OBESIDADE: doença, estigma e inércia
Médico Especialista em Medicina Geral e Familiar/Presidente da Assembleia Geral da Associação de Internos de MGF da Zona Norte

OBESIDADE: doença, estigma e inércia

Falar sobre obesidade é falar de um problema de saúde que afeta milhões de pessoas por todo o mundo, um dos mais prementes da nossa época. As suas implicações vão muito além dos números ditados numa balança e são cerca de duas centenas as outras doenças ou complicações associadas à obesidade, entre neoplasias, doenças mentais, mecânicas e metabólicas. Além da grande preocupação com o impacto nas reduções de esperança e qualidade de vida, contabilizam-se milhões de euros despendidos anualmente, suficientes para cobrir a soma dos orçamentos anuais de três dos maiores hospitais portugueses.

Falar sobre obesidade é, definitivamente, falar sobre doença crónica. Assim, importa perceber porque não tem sido abordada como tal e, sobretudo, porque se mantém

subtratada. Um dos principais desafios da obesidade é o estigma associado. De forma explícita, implícita ou autodirigida, o preconceito conduz a julgamentos negativos sobre a personalidade, inteligência ou capacidade de uma pessoa com obesidade, bem como discriminação no local de trabalho, na escola e no atendimento médico.

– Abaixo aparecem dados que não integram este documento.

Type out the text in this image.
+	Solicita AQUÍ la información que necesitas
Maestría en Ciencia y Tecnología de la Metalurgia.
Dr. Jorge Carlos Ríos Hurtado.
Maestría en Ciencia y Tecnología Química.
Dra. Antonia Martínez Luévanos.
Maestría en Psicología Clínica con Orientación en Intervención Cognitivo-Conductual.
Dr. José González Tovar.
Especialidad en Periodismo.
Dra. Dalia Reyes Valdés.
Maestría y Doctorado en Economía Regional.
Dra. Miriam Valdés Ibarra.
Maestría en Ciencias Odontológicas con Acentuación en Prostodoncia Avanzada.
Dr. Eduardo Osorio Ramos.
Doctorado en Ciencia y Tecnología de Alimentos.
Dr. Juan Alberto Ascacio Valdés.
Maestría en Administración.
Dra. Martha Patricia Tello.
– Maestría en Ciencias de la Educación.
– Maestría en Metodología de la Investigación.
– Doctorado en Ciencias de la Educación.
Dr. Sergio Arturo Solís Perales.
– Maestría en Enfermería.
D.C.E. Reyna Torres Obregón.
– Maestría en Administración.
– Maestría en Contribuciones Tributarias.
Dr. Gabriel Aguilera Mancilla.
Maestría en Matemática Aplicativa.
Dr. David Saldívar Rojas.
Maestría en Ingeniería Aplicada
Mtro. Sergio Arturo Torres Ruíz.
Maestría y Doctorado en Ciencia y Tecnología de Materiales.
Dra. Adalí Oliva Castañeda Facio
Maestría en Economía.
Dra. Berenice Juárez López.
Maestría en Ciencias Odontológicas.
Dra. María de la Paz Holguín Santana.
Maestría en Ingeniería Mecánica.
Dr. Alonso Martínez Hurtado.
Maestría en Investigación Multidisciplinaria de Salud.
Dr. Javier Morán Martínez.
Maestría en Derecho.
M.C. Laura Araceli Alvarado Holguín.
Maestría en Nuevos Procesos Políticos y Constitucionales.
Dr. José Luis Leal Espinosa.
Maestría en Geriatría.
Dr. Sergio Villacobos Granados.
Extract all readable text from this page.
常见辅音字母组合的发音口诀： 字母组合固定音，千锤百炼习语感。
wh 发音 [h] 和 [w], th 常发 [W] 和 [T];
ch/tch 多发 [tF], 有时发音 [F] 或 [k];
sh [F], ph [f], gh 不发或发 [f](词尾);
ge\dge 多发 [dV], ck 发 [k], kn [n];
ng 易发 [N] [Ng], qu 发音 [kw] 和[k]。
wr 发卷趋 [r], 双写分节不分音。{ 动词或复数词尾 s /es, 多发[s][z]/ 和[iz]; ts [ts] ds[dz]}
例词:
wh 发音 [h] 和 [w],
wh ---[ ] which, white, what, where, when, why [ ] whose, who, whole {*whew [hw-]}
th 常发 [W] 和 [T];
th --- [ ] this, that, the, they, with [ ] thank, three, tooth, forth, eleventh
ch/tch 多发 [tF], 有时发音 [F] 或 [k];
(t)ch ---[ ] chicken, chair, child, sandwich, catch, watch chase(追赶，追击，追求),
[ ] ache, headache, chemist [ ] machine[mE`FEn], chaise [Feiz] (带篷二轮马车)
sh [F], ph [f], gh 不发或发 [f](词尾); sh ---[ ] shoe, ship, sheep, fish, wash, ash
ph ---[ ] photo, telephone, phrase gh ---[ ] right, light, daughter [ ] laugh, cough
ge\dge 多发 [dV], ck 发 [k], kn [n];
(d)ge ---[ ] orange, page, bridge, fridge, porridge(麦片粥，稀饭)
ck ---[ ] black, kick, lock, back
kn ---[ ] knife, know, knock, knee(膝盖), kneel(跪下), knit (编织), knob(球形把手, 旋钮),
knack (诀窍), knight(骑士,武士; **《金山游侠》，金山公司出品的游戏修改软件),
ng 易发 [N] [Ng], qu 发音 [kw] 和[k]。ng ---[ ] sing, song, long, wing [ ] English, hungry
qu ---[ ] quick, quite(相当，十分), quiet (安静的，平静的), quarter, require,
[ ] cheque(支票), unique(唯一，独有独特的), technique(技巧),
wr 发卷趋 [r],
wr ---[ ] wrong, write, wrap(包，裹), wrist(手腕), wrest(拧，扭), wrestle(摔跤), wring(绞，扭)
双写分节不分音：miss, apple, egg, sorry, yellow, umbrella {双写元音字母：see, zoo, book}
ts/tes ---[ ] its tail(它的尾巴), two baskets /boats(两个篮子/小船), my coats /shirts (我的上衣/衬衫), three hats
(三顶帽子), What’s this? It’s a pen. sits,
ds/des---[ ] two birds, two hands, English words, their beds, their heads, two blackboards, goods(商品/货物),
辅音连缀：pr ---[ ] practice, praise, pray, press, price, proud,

É importante reconhecer que a obesidade é uma doença complexa com múltiplas causas, incluindo fatores genéticos, ambientais e comportamentais. Não resulta do simples balanço entre energia consumida vs gasta, da preguiça, da falta de autocontrolo ou vontade da pessoa.

A ausência deste conhecimento ou de empatia para cada caso, assim como a responsabilização exclusiva do comportamento individual, empurra os profissionais de saúde para um risco acrescido de negligência dos melhores cuidados. Da mesma forma, as crenças e preconceitos autodirigidos resultarão num maior impacto na saúde física e mental da pessoa com obesidade. Multiplicam-se os relatos sobre o “tem que perder peso” ou “coma menos e exercite-se mais”, sem nunca se chegar verdadeiramente ao cerne da questão. Outras doenças crónicas importantes, como a diabetes mellitus ou a hipertensão, não são abordadas ou tratadas desta forma.

Nesta linha de pensamento, o tratamento farmacológico da obesidade em Portugal mantém-se atrasado relativamente à robusta evidência científica atual. Os apoios governamentais continuam a não refletir investimento neste problema, que é umas das principais causas de outras doenças graves, com forte impacto na saúde dos indivíduos e na esfera socioeconómica do país. Assim, incorremos no risco de se verificarem novas situações de aplicação errada de estratégias terapêuticas, sobretudo farmacológicas, e perdemos a oportunidade de discutir a verdadeira importância do tratamento da obesidade.

A montante de todo o plano estratégico, será importante o reforço da prevenção e educação para saúde, formação adequada dos profissionais, medidas governamentais e abordagens multidisciplinares de apoio às pessoas com obesidade.